One-stop shopping for municipalities’ smart-growth needs.
By: David Campbell
The new Municipal Land Use Center at The College of New Jersey promises "one-stop shopping" for area municipalities’ smart-growth needs and it may prove a model for regions nationwide, said Ingrid Reed of Rutgers University’s Eagleton Institute of Politics.
Ms. Reed is on the five-member board for the new center, which has scheduled an open house for Feb. 27 at the college’s campus in Ewing.
Rep. Rush Holt (D-12), who will be the keynote speaker at the event, got the idea for the center through his work both regionally and nationally, said Ms. Reed, who is wife of former Princeton Borough Mayor Marvin Reed.
"He’s had experience at the local level and knows the challenges for municipalities to get good information and good assistance," she continued. "He was very often finding himself talking with citizens and local officials being frustrated with how to get resources for planning."

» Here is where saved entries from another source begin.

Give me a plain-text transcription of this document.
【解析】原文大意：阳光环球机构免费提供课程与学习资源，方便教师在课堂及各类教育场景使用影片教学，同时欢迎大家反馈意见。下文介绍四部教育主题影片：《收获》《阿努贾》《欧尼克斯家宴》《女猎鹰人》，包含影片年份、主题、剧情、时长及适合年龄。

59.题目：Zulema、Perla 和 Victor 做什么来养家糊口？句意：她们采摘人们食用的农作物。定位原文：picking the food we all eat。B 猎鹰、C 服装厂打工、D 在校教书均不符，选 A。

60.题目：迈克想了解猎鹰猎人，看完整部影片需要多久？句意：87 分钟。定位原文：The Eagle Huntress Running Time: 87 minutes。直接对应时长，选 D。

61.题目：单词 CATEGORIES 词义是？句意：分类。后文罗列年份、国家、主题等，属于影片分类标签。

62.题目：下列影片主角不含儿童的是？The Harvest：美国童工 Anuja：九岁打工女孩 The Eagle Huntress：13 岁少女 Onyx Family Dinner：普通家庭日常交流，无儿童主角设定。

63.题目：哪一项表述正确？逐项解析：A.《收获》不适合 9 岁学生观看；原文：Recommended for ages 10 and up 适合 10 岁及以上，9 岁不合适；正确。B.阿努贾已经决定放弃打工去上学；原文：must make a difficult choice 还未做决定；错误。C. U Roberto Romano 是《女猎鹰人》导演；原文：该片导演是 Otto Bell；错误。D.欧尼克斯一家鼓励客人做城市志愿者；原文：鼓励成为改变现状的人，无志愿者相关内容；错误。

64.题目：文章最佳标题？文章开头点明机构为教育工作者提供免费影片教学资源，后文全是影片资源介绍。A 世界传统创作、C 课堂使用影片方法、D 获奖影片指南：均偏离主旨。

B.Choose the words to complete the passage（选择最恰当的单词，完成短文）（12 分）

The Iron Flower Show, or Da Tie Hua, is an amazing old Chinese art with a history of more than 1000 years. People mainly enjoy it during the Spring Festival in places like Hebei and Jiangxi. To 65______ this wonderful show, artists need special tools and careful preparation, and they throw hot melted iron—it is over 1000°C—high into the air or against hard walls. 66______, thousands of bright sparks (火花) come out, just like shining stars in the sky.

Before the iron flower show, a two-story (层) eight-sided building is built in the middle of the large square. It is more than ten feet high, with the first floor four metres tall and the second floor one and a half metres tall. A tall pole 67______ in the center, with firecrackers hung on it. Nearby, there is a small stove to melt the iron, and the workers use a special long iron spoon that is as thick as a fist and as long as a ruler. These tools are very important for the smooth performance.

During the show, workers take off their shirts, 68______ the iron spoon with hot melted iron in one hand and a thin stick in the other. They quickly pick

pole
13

The congressman has heard about similar concerns from his colleagues in the House of Representatives over the need for better development practices and access to resources by municipalities in their own districts.
"It was his idea to try to get some funds that both would help the central part of New Jersey not just his district and also that this unique project could serve as a model nationally," Ms. Reed said.

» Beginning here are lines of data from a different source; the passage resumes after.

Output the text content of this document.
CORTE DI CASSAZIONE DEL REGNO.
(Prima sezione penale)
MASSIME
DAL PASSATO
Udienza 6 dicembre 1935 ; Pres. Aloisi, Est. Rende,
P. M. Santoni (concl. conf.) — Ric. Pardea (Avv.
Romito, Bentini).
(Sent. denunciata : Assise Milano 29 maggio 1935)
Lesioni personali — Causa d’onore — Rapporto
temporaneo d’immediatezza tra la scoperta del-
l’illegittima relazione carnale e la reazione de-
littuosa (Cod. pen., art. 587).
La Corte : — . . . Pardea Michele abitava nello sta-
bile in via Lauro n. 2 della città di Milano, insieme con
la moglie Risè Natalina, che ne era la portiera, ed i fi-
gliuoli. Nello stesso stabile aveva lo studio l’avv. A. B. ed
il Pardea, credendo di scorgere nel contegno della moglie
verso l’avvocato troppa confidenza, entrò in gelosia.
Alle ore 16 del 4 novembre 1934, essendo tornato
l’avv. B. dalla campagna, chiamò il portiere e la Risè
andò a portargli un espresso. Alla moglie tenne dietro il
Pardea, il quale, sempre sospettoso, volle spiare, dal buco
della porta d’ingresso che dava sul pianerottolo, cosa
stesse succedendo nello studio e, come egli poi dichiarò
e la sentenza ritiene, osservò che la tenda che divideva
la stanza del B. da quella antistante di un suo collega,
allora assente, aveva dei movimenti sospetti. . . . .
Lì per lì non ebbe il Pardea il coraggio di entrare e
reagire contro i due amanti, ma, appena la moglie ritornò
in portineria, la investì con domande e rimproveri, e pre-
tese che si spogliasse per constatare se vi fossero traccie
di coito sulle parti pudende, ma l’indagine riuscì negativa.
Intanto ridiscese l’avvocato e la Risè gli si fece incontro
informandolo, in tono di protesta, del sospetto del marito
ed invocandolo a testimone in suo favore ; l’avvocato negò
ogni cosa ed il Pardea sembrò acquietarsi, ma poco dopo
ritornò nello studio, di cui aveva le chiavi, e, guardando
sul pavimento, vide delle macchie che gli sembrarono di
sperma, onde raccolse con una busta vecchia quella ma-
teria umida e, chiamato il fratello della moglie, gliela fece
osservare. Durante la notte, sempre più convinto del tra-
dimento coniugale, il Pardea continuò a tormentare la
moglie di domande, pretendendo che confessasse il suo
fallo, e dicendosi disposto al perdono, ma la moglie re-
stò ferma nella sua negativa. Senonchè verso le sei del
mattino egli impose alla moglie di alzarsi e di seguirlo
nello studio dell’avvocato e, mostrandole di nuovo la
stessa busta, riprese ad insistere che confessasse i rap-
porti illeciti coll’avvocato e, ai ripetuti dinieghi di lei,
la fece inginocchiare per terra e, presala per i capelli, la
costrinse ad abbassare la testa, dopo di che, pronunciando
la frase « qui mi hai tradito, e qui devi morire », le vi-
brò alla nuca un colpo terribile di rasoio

Unlike the New Jersey State League of Municipalities, which marshals resources on a statewide basis, the center will focus on specific challenges municipalities in this region face in developing in a smart way.
"I sort of envision it as an old-fashioned department store," Ms. Reed said. "We’re kind of one-stop shopping for lots of products."
With a $1.9 million three-year grant from the Federal Highway Administration obtained through Rep. Holt’s office, the center will primarily serve municipalities in the five counties of Hunterdon, Mercer, Middlesex, Monmouth and Somerset.
It will seek to supplement municipal resources through training and by providing valuable technical assistance, while acknowledging municipalities as the key point of intervention to improve land-use decision-making in the five-county region, according to a release from the center.
It will also seek to draw upon and apply resources available through The College of New Jersey, the release said.
Ms. Reed described Martin Bierbaum, executive director of the Municipal Land Use Center at TCNJ, as an experienced professional who "in effect has a rolodex in his head."
According to Mr. Bierbaum, the center seeks to promote the state’s smart-growth initiative, which he said takes into account local and regional impacts related to fiscal, transportation, environmental and affordable-housing concerns.
"Despite laudable efforts by the state as well as regional planning initiatives, municipalities and counties often make decisions without the information necessary to see how those decisions impact the region," Mr. Bierbaum noted.
The center, he continued, is one with a "bias" for implementation and for action.
"The MLUC at TCNJ will support local land-use decision-making by providing technical assistance and facilitating access to valuable state, federal and non-governmental resources," he said.
Mr. Bierbaum has been on the graduate faculty in public administration at Rutgers University, and has worked as an attorney and planning consultant.
He served in the McGreevey administration’s Governor’s Policy Office as deputy policy director responsible for smart growth-related issues.
He has held numerous policy-making positions in the state during his 16-year career prior to working in the Governor’s Policy Office, including assistant director of the Office of State Planning and director of environmental planning in the state Department of Environmental Protection.
In addition to Mr. Bierbaum, the center is staffed by Donna Drewes, principal planning coordinator, and Linda Rosner, executive assistant. A data analyst is expected to be hired shortly, the center said.
The center’s five-member board also includes board President Edmund Stiles, a professor of biology at Rutgers’ Cook College; Holmdel Township Mayor Larry Fink; Martin E. Robins, director of the Voorhees Transportation Policy Institute at Rutgers; and Robert J. Wolfe, principal with Picus Associates, a land development and management firm.